Aku lebih emosional daripada yang orang bayangkan. Aku suka fotografi, membuat sketsa, momen hening, dan refleksi. Aku selalu belajar, selalu bertumbuh. Aku ingin orang melihatku bukan hanya sebagai pembalap, tapi sebagai seseorang dengan harapan, keraguan, dan gairah di luar lintasan.
Kamu membentangkan genre lintas benua. Bisa ceritakan sedikit lagi bagaimana musikmu mencerminkan latar belakangmu?
Aku besar di Filipina, dan itu selalu kubawa — dalam bahasa, ritme, dan nostalgia. Jadi di playlist, kamu akan menemukan beberapa referensi pada musik yang menemaniku tumbuh, dan juga lagu-lagu yang kutemukan dari berbagai belahan dunia. Perpaduan itu disengaja: mencerminkan perjalananku — berakar pada tempat asalku, tapi menjelajah ke mana-mana. Dalam pengertian itu, musik menjadi peta identitas dan aspirasi.
Kariermu menjadi inspirasi besar bagi banyak gadis muda yang mungkin belum banyak melihat representasi perempuan di dunia balap. Apa yang ingin kamu katakan kepada para gadis di luar sana yang ingin menembus olahraga yang didominasi laki-laki?

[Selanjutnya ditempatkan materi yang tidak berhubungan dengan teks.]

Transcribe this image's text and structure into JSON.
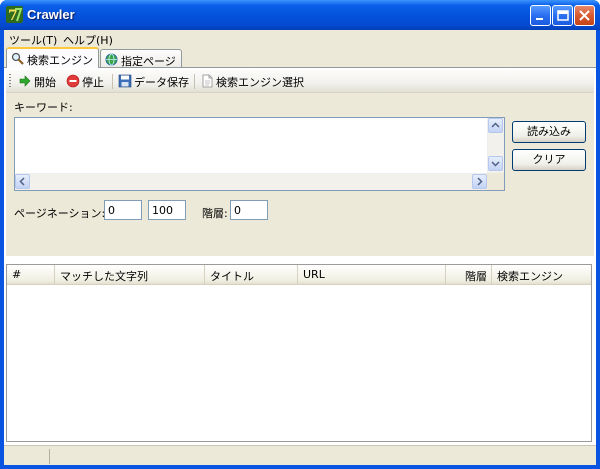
{
  "window": {
    "title": "Crawler"
  },
  "menu": [
    {
      "label": "ツール(T)"
    },
    {
      "label": "ヘルプ(H)"
    }
  ],
  "tabs": [
    {
      "label": "検索エンジン",
      "icon": "magnifier-icon",
      "active": true
    },
    {
      "label": "指定ページ",
      "icon": "globe-icon",
      "active": false
    }
  ],
  "toolbar": {
    "start_label": "開始",
    "stop_label": "停止",
    "save_label": "データ保存",
    "engine_select_label": "検索エンジン選択"
  },
  "form": {
    "keyword_label": "キーワード:",
    "keyword_value": "",
    "load_button": "読み込み",
    "clear_button": "クリア",
    "pagination_label": "ページネーション:",
    "pagination_start": "0",
    "pagination_end": "100",
    "depth_label": "階層:",
    "depth_value": "0"
  },
  "table": {
    "columns": [
      "#",
      "マッチした文字列",
      "タイトル",
      "URL",
      "階層",
      "検索エンジン"
    ],
    "rows": []
  },
  "colors": {
    "title_bar": "#0553dc",
    "face": "#ece9d8",
    "tab_highlight": "#ffc83c"
  }
}
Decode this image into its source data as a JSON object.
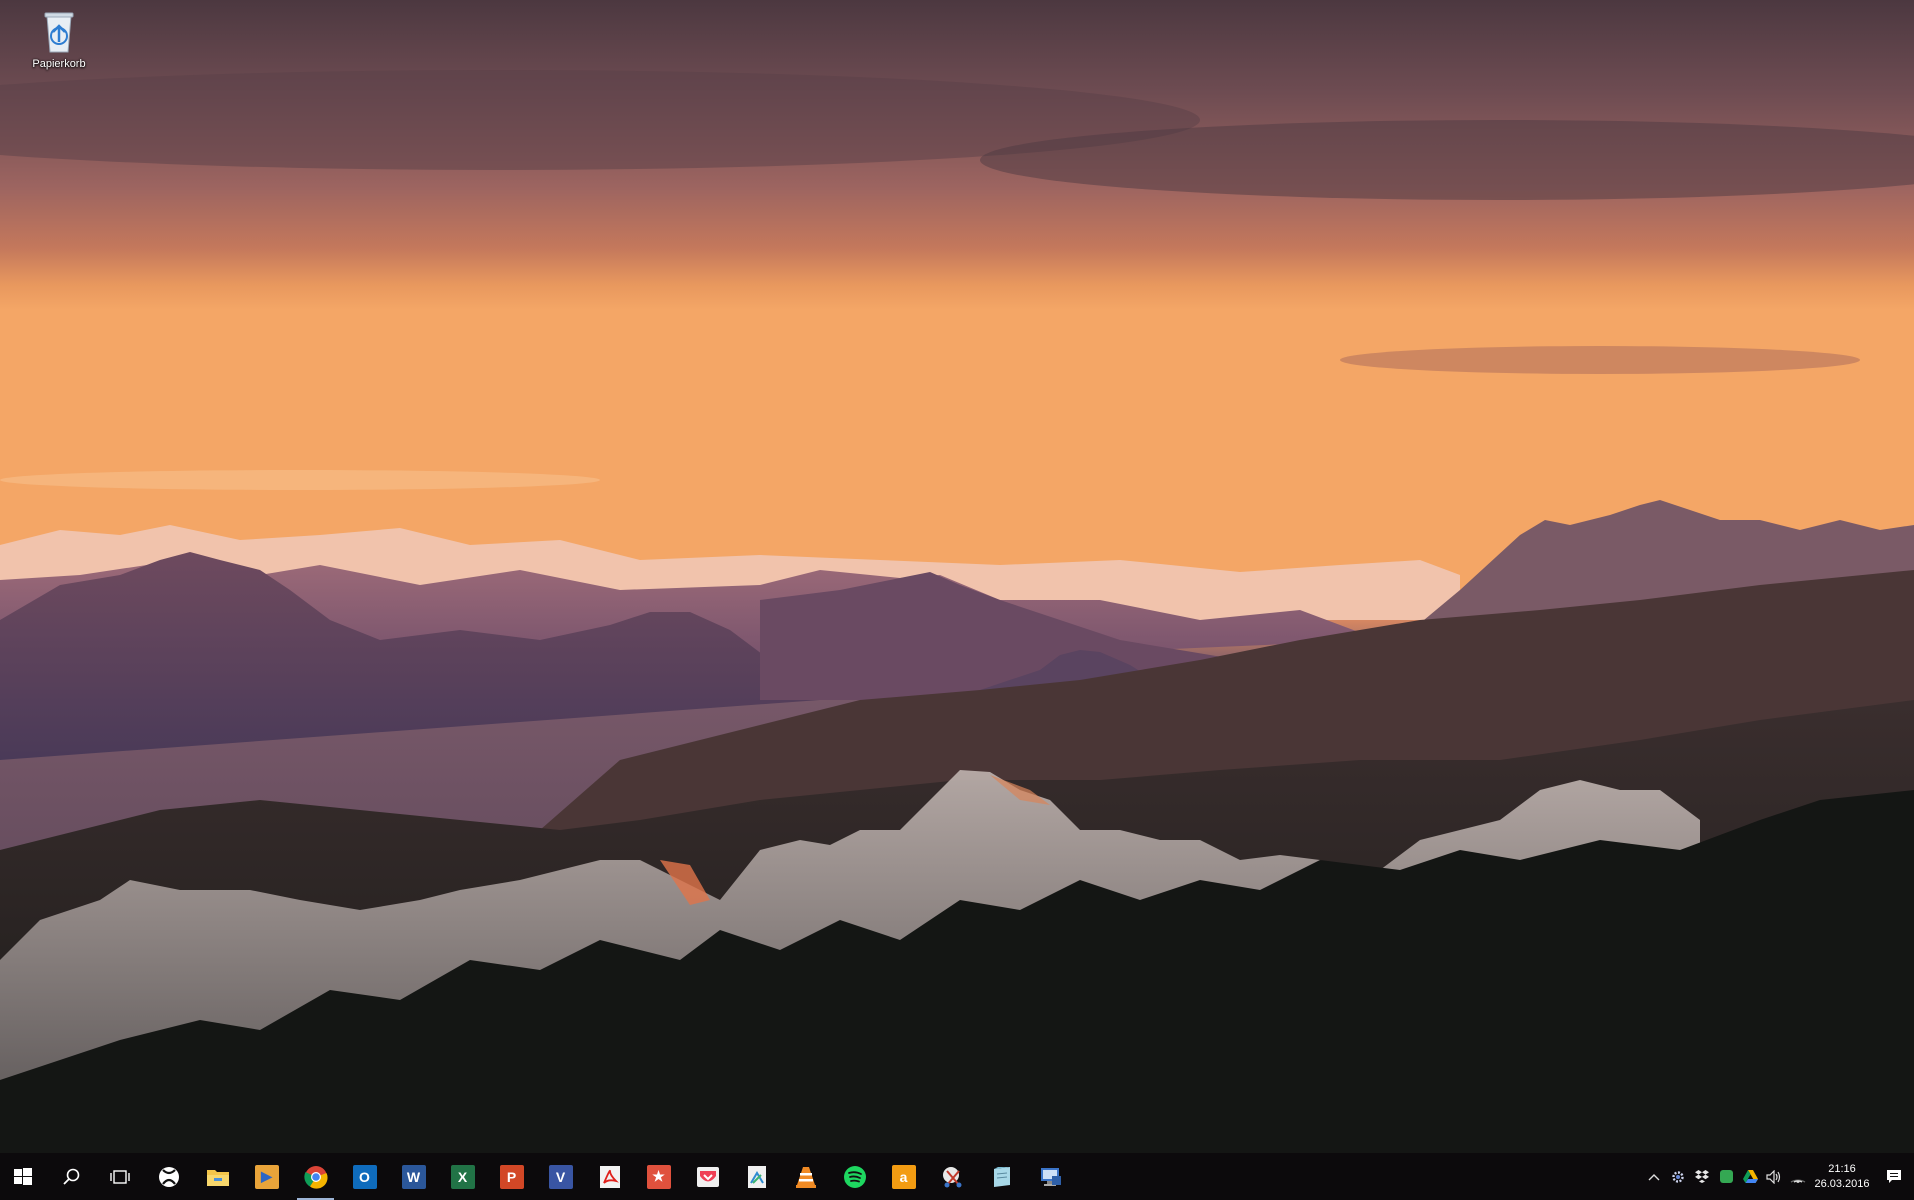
{
  "desktop": {
    "icons": [
      {
        "label": "Papierkorb",
        "icon": "recycle-bin-icon"
      }
    ]
  },
  "taskbar": {
    "start": {
      "icon": "windows-start-icon"
    },
    "search": {
      "icon": "search-icon"
    },
    "task_view": {
      "icon": "task-view-icon"
    },
    "apps": [
      {
        "name": "xbox",
        "icon": "xbox-icon",
        "color": "#ffffff",
        "glyph": ""
      },
      {
        "name": "file-explorer",
        "icon": "folder-icon",
        "color": "#f3c54a",
        "glyph": ""
      },
      {
        "name": "media-player",
        "icon": "media-player-icon",
        "color": "#e9a43a",
        "glyph": "▶"
      },
      {
        "name": "chrome",
        "icon": "chrome-icon",
        "color": "#4285f4",
        "glyph": ""
      },
      {
        "name": "outlook",
        "icon": "outlook-icon",
        "color": "#0f6cbd",
        "glyph": "O"
      },
      {
        "name": "word",
        "icon": "word-icon",
        "color": "#2b579a",
        "glyph": "W"
      },
      {
        "name": "excel",
        "icon": "excel-icon",
        "color": "#217346",
        "glyph": "X"
      },
      {
        "name": "powerpoint",
        "icon": "powerpoint-icon",
        "color": "#d24726",
        "glyph": "P"
      },
      {
        "name": "visio",
        "icon": "visio-icon",
        "color": "#3955a3",
        "glyph": "V"
      },
      {
        "name": "acrobat",
        "icon": "pdf-icon",
        "color": "#e8e8e8",
        "glyph": ""
      },
      {
        "name": "wunderlist",
        "icon": "wunderlist-icon",
        "color": "#e0513d",
        "glyph": "★"
      },
      {
        "name": "pocket",
        "icon": "pocket-icon",
        "color": "#ef4056",
        "glyph": ""
      },
      {
        "name": "sheets",
        "icon": "document-icon",
        "color": "#f0f0f0",
        "glyph": ""
      },
      {
        "name": "vlc",
        "icon": "vlc-icon",
        "color": "#f08a24",
        "glyph": ""
      },
      {
        "name": "spotify",
        "icon": "spotify-icon",
        "color": "#1ed760",
        "glyph": ""
      },
      {
        "name": "amazon",
        "icon": "amazon-icon",
        "color": "#f39c12",
        "glyph": "a"
      },
      {
        "name": "snipping-tool",
        "icon": "snipping-tool-icon",
        "color": "#d0d0d0",
        "glyph": ""
      },
      {
        "name": "notepad",
        "icon": "notepad-icon",
        "color": "#a8d8e8",
        "glyph": ""
      },
      {
        "name": "remote-desktop",
        "icon": "remote-desktop-icon",
        "color": "#3b74c8",
        "glyph": ""
      }
    ]
  },
  "tray": {
    "icons": [
      "chevron-up-icon",
      "gear-tray-icon",
      "dropbox-icon",
      "sync-icon",
      "google-drive-icon",
      "volume-icon",
      "wifi-icon"
    ],
    "time": "21:16",
    "date": "26.03.2016",
    "notification_icon": "action-center-icon"
  }
}
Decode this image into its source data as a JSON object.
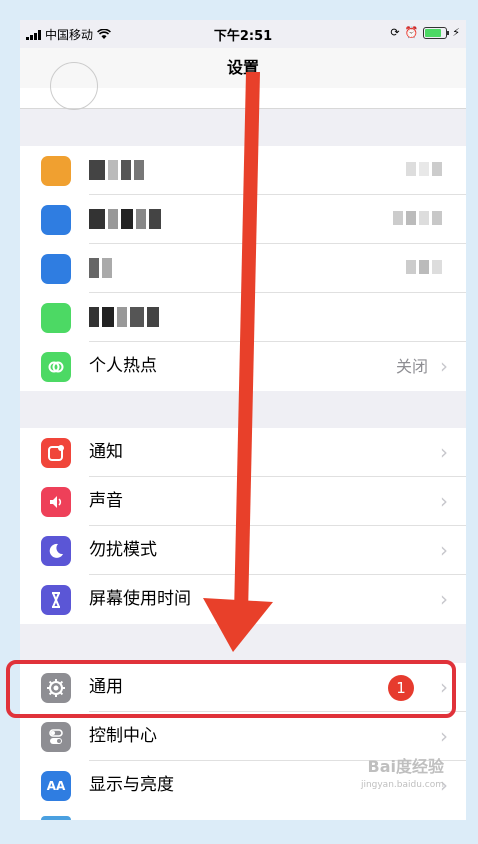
{
  "status_bar": {
    "carrier": "中国移动",
    "time": "下午2:51"
  },
  "nav": {
    "title": "设置"
  },
  "accounts_group": {
    "rows": [
      {
        "icon_color": "#f0a030",
        "obscured": true
      },
      {
        "icon_color": "#2f7de1",
        "obscured": true
      },
      {
        "icon_color": "#2f7de1",
        "obscured": true
      },
      {
        "icon_color": "#4cd964",
        "obscured": true
      },
      {
        "label": "个人热点",
        "value": "关闭",
        "icon": "link-icon",
        "icon_color": "#4cd964"
      }
    ]
  },
  "settings_group": {
    "rows": [
      {
        "label": "通知",
        "icon": "notification-icon",
        "icon_color": "#f0453a"
      },
      {
        "label": "声音",
        "icon": "speaker-icon",
        "icon_color": "#ee4059"
      },
      {
        "label": "勿扰模式",
        "icon": "moon-icon",
        "icon_color": "#5b56d6"
      },
      {
        "label": "屏幕使用时间",
        "icon": "hourglass-icon",
        "icon_color": "#5b56d6"
      }
    ]
  },
  "general_group": {
    "rows": [
      {
        "label": "通用",
        "icon": "gear-icon",
        "icon_color": "#8e8e93",
        "badge": "1"
      },
      {
        "label": "控制中心",
        "icon": "switches-icon",
        "icon_color": "#8e8e93"
      },
      {
        "label": "显示与亮度",
        "icon": "text-size-icon",
        "icon_color": "#2f7de1",
        "icon_text": "AA"
      }
    ]
  },
  "annotation": {
    "highlight_color": "#e0323a",
    "arrow_color": "#e8402a"
  },
  "watermark": {
    "brand": "Bai度经验",
    "url": "jingyan.baidu.com"
  }
}
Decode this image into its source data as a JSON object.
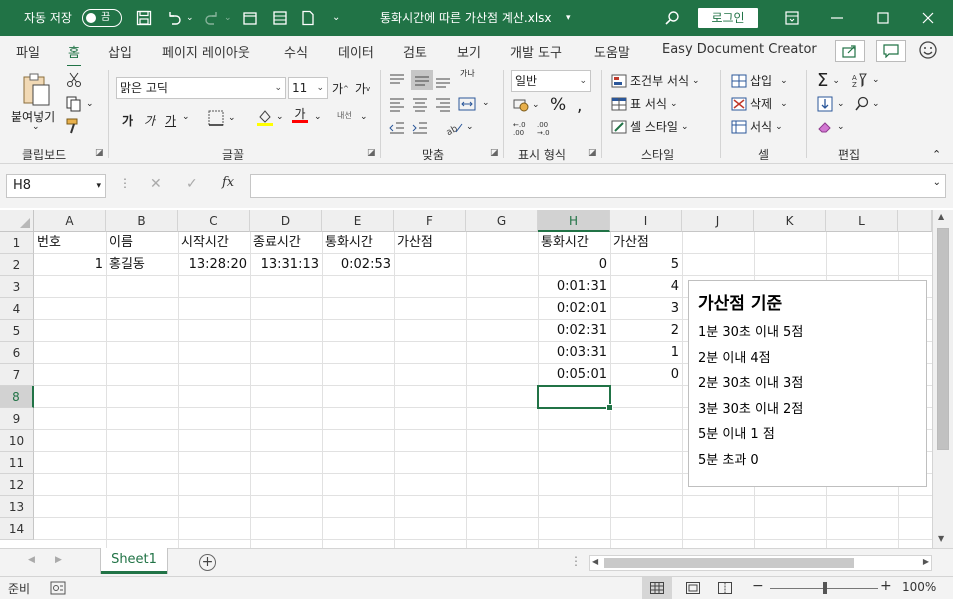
{
  "titlebar": {
    "autosave_label": "자동 저장",
    "autosave_state": "끔",
    "filename": "통화시간에 따른 가산점 계산.xlsx",
    "login_label": "로그인",
    "bg_color": "#217346"
  },
  "menu": {
    "items": [
      "파일",
      "홈",
      "삽입",
      "페이지 레이아웃",
      "수식",
      "데이터",
      "검토",
      "보기",
      "개발 도구",
      "도움말",
      "Easy Document Creator"
    ],
    "active": "홈"
  },
  "ribbon": {
    "clipboard": {
      "paste_label": "붙여넣기",
      "group_label": "클립보드"
    },
    "font": {
      "font_name": "맑은 고딕",
      "font_size": "11",
      "group_label": "글꼴",
      "bold": "가",
      "italic": "가",
      "underline": "가",
      "highlight": "가",
      "grow": "가",
      "shrink": "가",
      "phonetic": "내선"
    },
    "alignment": {
      "group_label": "맞춤",
      "wrap": "가나"
    },
    "number": {
      "format": "일반",
      "group_label": "표시 형식",
      "percent": "%"
    },
    "styles": {
      "conditional": "조건부 서식",
      "table": "표 서식",
      "cell": "셀 스타일",
      "group_label": "스타일"
    },
    "cells": {
      "insert": "삽입",
      "delete": "삭제",
      "format": "서식",
      "group_label": "셀"
    },
    "editing": {
      "group_label": "편집"
    }
  },
  "formula_bar": {
    "name_box": "H8",
    "formula": ""
  },
  "grid": {
    "columns": [
      "A",
      "B",
      "C",
      "D",
      "E",
      "F",
      "G",
      "H",
      "I",
      "J",
      "K",
      "L"
    ],
    "rows": [
      "1",
      "2",
      "3",
      "4",
      "5",
      "6",
      "7",
      "8",
      "9",
      "10",
      "11",
      "12",
      "13",
      "14"
    ],
    "selected_col": "H",
    "selected_row": "8",
    "headers_row1": {
      "A": "번호",
      "B": "이름",
      "C": "시작시간",
      "D": "종료시간",
      "E": "통화시간",
      "F": "가산점",
      "H": "통화시간",
      "I": "가산점"
    },
    "row2": {
      "A": "1",
      "B": "홍길동",
      "C": "13:28:20",
      "D": "13:31:13",
      "E": "0:02:53"
    },
    "lookup": [
      {
        "time": "0",
        "score": "5"
      },
      {
        "time": "0:01:31",
        "score": "4"
      },
      {
        "time": "0:02:01",
        "score": "3"
      },
      {
        "time": "0:02:31",
        "score": "2"
      },
      {
        "time": "0:03:31",
        "score": "1"
      },
      {
        "time": "0:05:01",
        "score": "0"
      }
    ]
  },
  "textbox": {
    "title": "가산점 기준",
    "lines": [
      "1분 30초 이내 5점",
      "2분 이내 4점",
      "2분 30초 이내 3점",
      "3분 30초 이내 2점",
      "5분 이내 1 점",
      "5분 초과 0"
    ]
  },
  "sheets": {
    "active": "Sheet1"
  },
  "statusbar": {
    "mode": "준비",
    "zoom": "100%"
  }
}
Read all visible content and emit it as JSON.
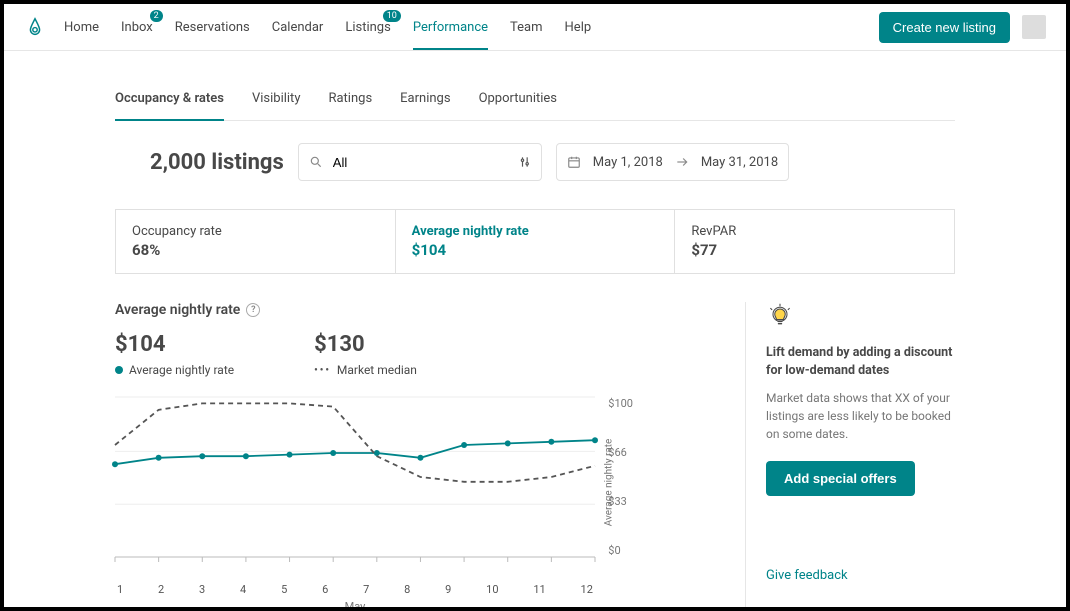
{
  "nav": {
    "items": [
      {
        "label": "Home"
      },
      {
        "label": "Inbox",
        "badge": "2"
      },
      {
        "label": "Reservations"
      },
      {
        "label": "Calendar"
      },
      {
        "label": "Listings",
        "badge": "10"
      },
      {
        "label": "Performance",
        "active": true
      },
      {
        "label": "Team"
      },
      {
        "label": "Help"
      }
    ],
    "cta": "Create new listing"
  },
  "subtabs": [
    {
      "label": "Occupancy & rates",
      "active": true
    },
    {
      "label": "Visibility"
    },
    {
      "label": "Ratings"
    },
    {
      "label": "Earnings"
    },
    {
      "label": "Opportunities"
    }
  ],
  "page_title": "2,000 listings",
  "filter": {
    "search_value": "All",
    "date_start": "May 1, 2018",
    "date_end": "May 31, 2018"
  },
  "cards": [
    {
      "label": "Occupancy rate",
      "value": "68%"
    },
    {
      "label": "Average nightly rate",
      "value": "$104",
      "active": true
    },
    {
      "label": "RevPAR",
      "value": "$77"
    }
  ],
  "section": {
    "title": "Average nightly rate",
    "fig1_value": "$104",
    "fig1_label": "Average nightly rate",
    "fig2_value": "$130",
    "fig2_label": "Market median"
  },
  "side": {
    "heading": "Lift demand by adding a discount for low-demand dates",
    "body": "Market data shows that XX of your listings are less likely to be booked on some dates.",
    "button": "Add special offers",
    "feedback": "Give feedback"
  },
  "chart_data": {
    "type": "line",
    "title": "Average nightly rate",
    "xlabel": "May",
    "ylabel": "Average nightly rate",
    "ylim": [
      0,
      100
    ],
    "yticks": [
      0,
      33,
      66,
      100
    ],
    "categories": [
      "1",
      "2",
      "3",
      "4",
      "5",
      "6",
      "7",
      "8",
      "9",
      "10",
      "11",
      "12"
    ],
    "series": [
      {
        "name": "Average nightly rate",
        "style": "solid",
        "color": "#008489",
        "values": [
          58,
          62,
          63,
          63,
          64,
          65,
          65,
          62,
          70,
          71,
          72,
          73
        ]
      },
      {
        "name": "Market median",
        "style": "dashed",
        "color": "#555",
        "values": [
          70,
          92,
          96,
          96,
          96,
          94,
          63,
          50,
          47,
          47,
          50,
          57
        ]
      }
    ]
  }
}
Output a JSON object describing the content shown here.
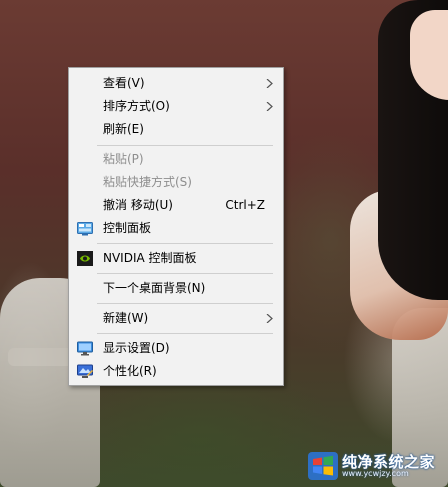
{
  "menu": {
    "items": [
      {
        "label": "查看(V)",
        "submenu": true
      },
      {
        "label": "排序方式(O)",
        "submenu": true
      },
      {
        "label": "刷新(E)"
      },
      {
        "label": "粘贴(P)",
        "disabled": true
      },
      {
        "label": "粘贴快捷方式(S)",
        "disabled": true
      },
      {
        "label": "撤消 移动(U)",
        "shortcut": "Ctrl+Z"
      },
      {
        "label": "控制面板",
        "icon": "control-panel-icon"
      },
      {
        "label": "NVIDIA 控制面板",
        "icon": "nvidia-icon"
      },
      {
        "label": "下一个桌面背景(N)"
      },
      {
        "label": "新建(W)",
        "submenu": true
      },
      {
        "label": "显示设置(D)",
        "icon": "display-icon"
      },
      {
        "label": "个性化(R)",
        "icon": "personalize-icon"
      }
    ]
  },
  "watermark": {
    "title": "纯净系统之家",
    "url": "www.ycwjzy.com"
  },
  "colors": {
    "menu_bg": "#f2f2f2",
    "menu_border": "#a0a0a0",
    "disabled_text": "#8e8e8e",
    "nvidia_green": "#76b900"
  }
}
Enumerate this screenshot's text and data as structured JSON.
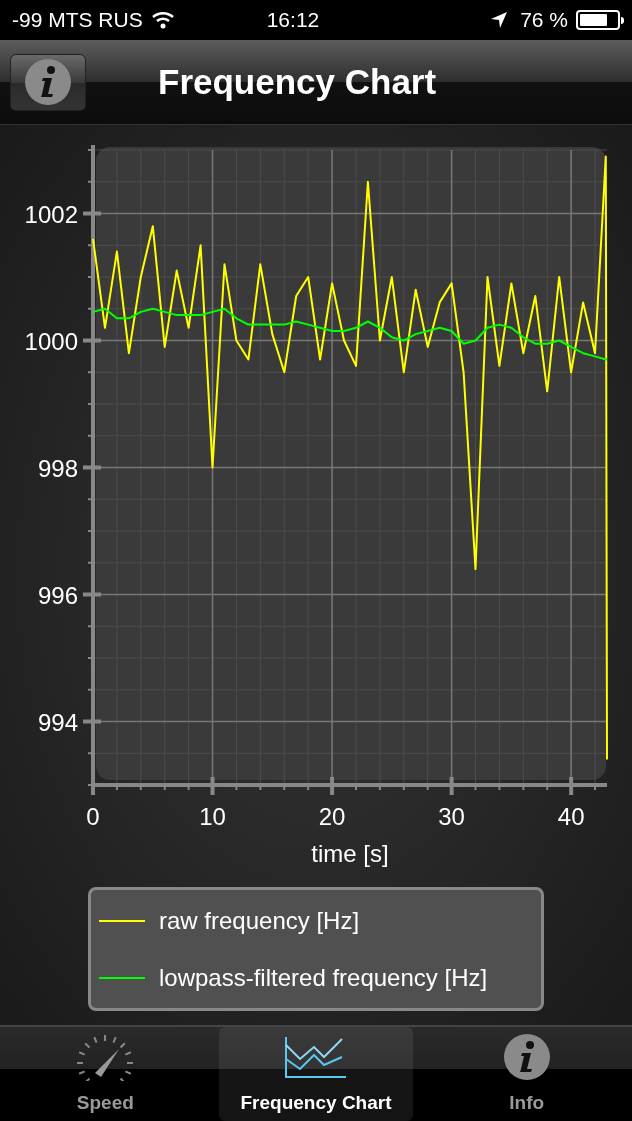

Aku akan bilang: “Percaya pada visimu,” bahkan saat orang lain tidak. Gunakan setiap alat yang kamu punya — mentor, media sosial, storytelling, kemitraan — untuk memperkuat kehadiranmu. Bekerja sekeras di luar lintasan seperti di dalamnya. Konsisten. Rangkullah kerentanan.
Juga, ingat bahwa jalannya tak selalu mulus, dan itu wajar. Kesalahan tidak mendefinisikanmu; responsmulah yang menentukan. Dan kelilingi dirimu dengan orang-orang yang melihat nilaimu dan mendorongmu maju.
Seperti apa masa depanmu bersama EA Sports?
Dari sisiku, kemitraan ini soal menjembatani olahraga dan kultur, serta memberi panggung lebih besar bagi atlet generasi berikutnya — menceritakan kisah di balik performa. GEN / EA SPORTS memberiku platform untuk menunjukkan lebih banyak siapa aku: bukan hanya seorang pembalap, tapi juga seorang kreatif, seorang manusia.
Kami sudah menggarap proyek playlist bersama, dan aku bersemangat untuk lebih banyak kolaborasi yang menekankan keotentikan dan inovasi. Ke depan, aku melihat lebih banyak konten, lebih banyak kampanye, lebih banyak cara untuk terhubung dengan penggemar dan menginspirasi orang lain.